Discitis is an inflammatory condition involving the intervertebral discs and end plates of vertebral bodies. It encompasses a spectrum of conditions that includes discitis, spondylodiscitis, and vertebral osteomyelitis.
Discitis is uncommon. However, there is a bimodal peak in children, those under 6 years and adolescents. Neonates can also be affected. Discitis most commonly occurs within the lumbar region, then thoracic and rarely cervical.
How does discitis present in children?
The presentation really depends on the age of the child.
- Neonates – septic/irritable
- 6 months – 6 years – non-specific limp, refusal to walk, back pain (often difficult to localise), low grade or no fever
- >6 years – back pain (more localised), fever, generally unwell
The underlying pathology is usually infectious. A wide range of causative pathogens have been identified. In children, discitis is more likely to be due to haematogenous spread, though pathogens can be introduced directly during surgery or trauma. Discitis has also been reported as a very rare complication of button battery ingestion.
Discitis is often a result of inflammation secondary to a low-grade bacterial infection. Some authors believe that discitis is non-infectious in origin and actually the result of minor trauma. However, this can be difficult to prove, given how often young children bump into things.
Adults and children have different vasculature, and that might explain the different pathology. Vertebral discs vascularize during early childhood, with blood vessels appearing in the vertebral end plates by seven years of age. This allows direct haematogenous spread with the deposition of bacterial emboli within the disc itself. In older children, the subchondral spongy bone is supplied by end arteries. If septic emboli lodge there, they can cause bone infarction with vertebral osteomyelitis and subsequent extension through the endplate into the disc. Younger children tend to develop discitis first, and older children vertebral osteomyelitis.

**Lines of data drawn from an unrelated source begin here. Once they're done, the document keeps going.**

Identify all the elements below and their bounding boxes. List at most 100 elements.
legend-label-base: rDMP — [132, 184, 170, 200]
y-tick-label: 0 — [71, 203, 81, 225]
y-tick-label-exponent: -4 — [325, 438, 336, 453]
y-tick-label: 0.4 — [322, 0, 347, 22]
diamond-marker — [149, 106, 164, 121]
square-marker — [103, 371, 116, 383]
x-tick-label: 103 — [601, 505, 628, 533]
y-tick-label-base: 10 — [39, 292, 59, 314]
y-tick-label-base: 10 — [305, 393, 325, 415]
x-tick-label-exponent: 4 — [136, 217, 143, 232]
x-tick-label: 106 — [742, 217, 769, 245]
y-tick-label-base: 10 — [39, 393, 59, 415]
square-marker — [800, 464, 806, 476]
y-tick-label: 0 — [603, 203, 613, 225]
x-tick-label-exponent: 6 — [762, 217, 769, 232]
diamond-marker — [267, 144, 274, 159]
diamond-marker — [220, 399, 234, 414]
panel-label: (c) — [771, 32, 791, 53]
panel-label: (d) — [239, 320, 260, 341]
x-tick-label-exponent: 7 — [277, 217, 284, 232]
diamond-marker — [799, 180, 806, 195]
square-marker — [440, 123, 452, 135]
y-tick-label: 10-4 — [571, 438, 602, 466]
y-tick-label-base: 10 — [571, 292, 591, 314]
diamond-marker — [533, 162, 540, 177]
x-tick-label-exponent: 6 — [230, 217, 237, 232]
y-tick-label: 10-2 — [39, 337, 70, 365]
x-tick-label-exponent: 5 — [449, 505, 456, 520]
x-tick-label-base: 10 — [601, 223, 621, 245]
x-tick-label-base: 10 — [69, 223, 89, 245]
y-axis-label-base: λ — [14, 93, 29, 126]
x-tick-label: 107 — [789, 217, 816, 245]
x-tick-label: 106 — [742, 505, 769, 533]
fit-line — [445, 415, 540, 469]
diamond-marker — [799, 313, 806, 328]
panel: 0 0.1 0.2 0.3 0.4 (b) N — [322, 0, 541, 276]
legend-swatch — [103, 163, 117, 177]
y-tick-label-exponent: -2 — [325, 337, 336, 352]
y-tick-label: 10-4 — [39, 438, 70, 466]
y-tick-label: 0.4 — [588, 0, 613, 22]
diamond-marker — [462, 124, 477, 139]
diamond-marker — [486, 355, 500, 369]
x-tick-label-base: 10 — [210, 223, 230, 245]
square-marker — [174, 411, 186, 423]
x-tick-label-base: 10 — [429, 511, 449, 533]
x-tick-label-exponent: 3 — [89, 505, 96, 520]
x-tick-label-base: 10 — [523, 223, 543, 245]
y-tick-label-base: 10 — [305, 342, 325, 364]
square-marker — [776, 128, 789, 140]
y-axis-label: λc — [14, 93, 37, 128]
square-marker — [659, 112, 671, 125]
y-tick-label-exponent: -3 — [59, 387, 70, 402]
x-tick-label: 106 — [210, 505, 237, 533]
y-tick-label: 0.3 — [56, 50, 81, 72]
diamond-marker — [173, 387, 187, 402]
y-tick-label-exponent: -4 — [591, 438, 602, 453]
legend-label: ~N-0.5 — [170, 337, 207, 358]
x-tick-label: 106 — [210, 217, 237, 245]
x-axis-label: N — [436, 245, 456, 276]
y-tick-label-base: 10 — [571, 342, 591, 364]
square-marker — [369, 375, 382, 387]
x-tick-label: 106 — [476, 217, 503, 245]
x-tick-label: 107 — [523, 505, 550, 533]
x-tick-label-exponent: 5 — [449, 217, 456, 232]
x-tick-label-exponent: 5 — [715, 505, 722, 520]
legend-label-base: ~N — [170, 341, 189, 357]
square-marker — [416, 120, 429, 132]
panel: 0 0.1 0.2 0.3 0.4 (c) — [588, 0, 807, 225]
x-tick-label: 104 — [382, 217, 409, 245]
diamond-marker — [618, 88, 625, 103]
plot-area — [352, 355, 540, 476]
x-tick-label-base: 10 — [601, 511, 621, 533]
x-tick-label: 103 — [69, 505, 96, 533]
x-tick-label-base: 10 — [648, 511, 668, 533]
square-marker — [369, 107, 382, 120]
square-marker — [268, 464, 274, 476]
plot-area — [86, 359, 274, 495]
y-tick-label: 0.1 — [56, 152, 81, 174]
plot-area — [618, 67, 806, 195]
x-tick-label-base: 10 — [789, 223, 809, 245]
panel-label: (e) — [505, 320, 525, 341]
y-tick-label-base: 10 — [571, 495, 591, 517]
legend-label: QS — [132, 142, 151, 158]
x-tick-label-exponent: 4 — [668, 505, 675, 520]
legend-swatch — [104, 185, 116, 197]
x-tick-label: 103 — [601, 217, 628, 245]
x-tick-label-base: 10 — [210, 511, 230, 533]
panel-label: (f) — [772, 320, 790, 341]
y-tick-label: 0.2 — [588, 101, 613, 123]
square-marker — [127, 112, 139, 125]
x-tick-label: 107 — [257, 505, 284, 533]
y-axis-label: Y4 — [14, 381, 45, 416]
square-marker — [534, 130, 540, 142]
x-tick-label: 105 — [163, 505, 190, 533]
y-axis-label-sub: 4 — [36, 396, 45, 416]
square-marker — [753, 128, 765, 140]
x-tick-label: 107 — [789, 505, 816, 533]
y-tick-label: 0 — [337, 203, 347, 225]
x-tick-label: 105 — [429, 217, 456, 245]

Which organisms cause discitis?
Pyogenic
- Staphylococcus aureus – most common, present in up to 80% of cases in the first few months of life
- Kingella kingae – an important cause of discitis in children aged 6 months – 4 years
- Coagulase-negative Staph, Strep pneumoniae, Gram-negative rods, E.coli, Salmonella (important cause in patients with sickle cell disease)
Subacute/non-pyogenic:
- Mycobacterium tuberculosis (Pott disease, predominantly in developing countries)
- Brucella (unpasteurised goat cheese consumption)
- Burkholderia
- Fungi (Aspergillus, Candida, Cryptococcus) – immunosuppressed
What investigations should you consider?
Blood tests
- WCC may be slightly elevated (higher in osteomyelitis cases)
- CRP may be slightly elevated
- ESR appears to be the most sensitive lab test, with levels commonly being moderately elevated
Blood cultures
- Blood cultures are rarely positive—one study found 88% were sterile—but they can be very helpful if positive.
- Needle aspiration/biopsies also have limited yield and are therefore reserved for atypical cases or when there is no response to first-line treatment. Some authors recommend the isolation of an organism before commencing antimicrobial therapy.
- Specific serology/PCR may be useful if cultures are negative
Imaging
- Plain radiographs can show abnormalities in up to 76% of patients. Findings include loss of disc space with erosion of the vertebral end plates. These features are delayed and not usually present until the disease has been present for 2-6 weeks.
- MRI is the imaging modality of choice, with a sensitivity of 96% and specificity of 92%. It can reduce diagnostic delay and can identify adjacent inflammatory lesions requiring prolonged treatment +/- surgical intervention. It is also used to monitor improvement/resolution. Radiological resolution can take time.
How do you treat discitis in children?
Treatment predominantly focuses on bed rest, analgesia, and, if possible, targeted anti-microbial therapy. If osteomyelitis is identified, it warrants antibiotic treatment (initially IV with subsequent step-down). The use of antibiotics in ‘sterile’ discitis is more controversial as there are case reports of spontaneous resolution. However, most authors recommend broad-spectrum IV antibiotics, adjusted when results are available, for several days. There is no current consensus on duration. This can subsequently be stepped down to oral if there is a good response to immobilisation.